Pomodoro: piedi in acqua e testa al sole!

giugno 13, 2016
Pomodoro: piedi in acqua e testa al sole!

Questa settimana Agostino Cermelli ci ha portato i suoi deliziosi pomodori cuore di bue, coltivati a Casal Cermelli (AL) con metodo biodinamico, secondo gli insegnamenti prima del nonno e poi del padre: hanno la buccia molto sottile e la raccolta viene fatta a mano delicatamente, per non danneggiarli.

Il re indiscusso della tavola italiana è arrivato dall’America con le Caravelle di Colombo, e fino al XVIII secolo è stato coltivato in Europa solamente come pianta ornamentale, perché i suoi frutti (all’epoca piccoli e gialli) erano ritenuti tossici e velenosissimi. A Salem, nel Massachusetts, esiste addirittura un monumento eretto a Michele Felice Cornè, un artista italiano passato alla gloria per aver avuto per primo il coraggio di mangiare un pomodoro, sfidando così la stupida superstizione!

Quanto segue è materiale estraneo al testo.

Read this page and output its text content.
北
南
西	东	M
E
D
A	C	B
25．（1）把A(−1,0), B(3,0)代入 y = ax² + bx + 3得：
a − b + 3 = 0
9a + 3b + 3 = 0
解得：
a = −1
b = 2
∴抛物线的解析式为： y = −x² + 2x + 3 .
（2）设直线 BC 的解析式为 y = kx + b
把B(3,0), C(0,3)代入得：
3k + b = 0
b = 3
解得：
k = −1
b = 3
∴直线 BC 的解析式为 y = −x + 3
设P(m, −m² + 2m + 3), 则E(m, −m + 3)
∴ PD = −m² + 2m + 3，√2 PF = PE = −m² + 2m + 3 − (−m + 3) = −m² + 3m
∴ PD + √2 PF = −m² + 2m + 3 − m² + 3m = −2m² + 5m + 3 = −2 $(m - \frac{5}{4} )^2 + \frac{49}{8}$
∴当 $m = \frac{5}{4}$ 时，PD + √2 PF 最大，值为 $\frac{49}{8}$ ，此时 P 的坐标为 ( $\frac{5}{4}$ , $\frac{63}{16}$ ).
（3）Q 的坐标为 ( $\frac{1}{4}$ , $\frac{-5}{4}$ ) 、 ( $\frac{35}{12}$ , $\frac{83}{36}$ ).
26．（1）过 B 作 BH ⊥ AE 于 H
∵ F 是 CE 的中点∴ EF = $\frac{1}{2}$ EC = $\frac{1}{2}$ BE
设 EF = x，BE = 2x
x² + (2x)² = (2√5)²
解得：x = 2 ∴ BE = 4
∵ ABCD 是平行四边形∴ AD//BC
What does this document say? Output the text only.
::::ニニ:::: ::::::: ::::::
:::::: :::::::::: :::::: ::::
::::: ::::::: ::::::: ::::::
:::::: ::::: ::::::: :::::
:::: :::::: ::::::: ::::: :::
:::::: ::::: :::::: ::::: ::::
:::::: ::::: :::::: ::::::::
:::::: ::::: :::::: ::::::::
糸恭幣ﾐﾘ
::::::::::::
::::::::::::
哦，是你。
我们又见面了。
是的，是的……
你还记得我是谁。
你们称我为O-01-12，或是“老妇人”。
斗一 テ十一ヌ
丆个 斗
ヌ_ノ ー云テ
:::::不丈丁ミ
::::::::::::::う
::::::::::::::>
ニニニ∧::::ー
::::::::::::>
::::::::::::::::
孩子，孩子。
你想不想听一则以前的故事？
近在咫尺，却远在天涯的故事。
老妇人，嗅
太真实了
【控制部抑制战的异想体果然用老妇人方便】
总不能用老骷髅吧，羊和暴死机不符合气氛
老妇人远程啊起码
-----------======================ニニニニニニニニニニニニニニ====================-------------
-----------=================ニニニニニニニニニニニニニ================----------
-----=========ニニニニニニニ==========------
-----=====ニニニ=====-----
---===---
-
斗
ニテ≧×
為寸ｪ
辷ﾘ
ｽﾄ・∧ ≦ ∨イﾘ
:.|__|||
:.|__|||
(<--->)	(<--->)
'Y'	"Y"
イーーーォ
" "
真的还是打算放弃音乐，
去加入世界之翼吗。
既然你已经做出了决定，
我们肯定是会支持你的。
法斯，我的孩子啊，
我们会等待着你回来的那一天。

Agostino, che oltre ad essere un bravo contadino è anche un appassionato floricultore, mi spiega che botanicamente il pomodoro è un frutto, in quanto nasce dalla trasformazione dell’ovario del fiore dopo l’impollinazione, e al suo interno conserva i semi, anche se per il suo utilizzo in cucina oggi, dalla maggior parte, è considerato un ortaggio. Il cuore di bue di Agostino … io lo adoro anche così, tagliato a fette appena raccolto: non serve altro per gustarne la sua bontà.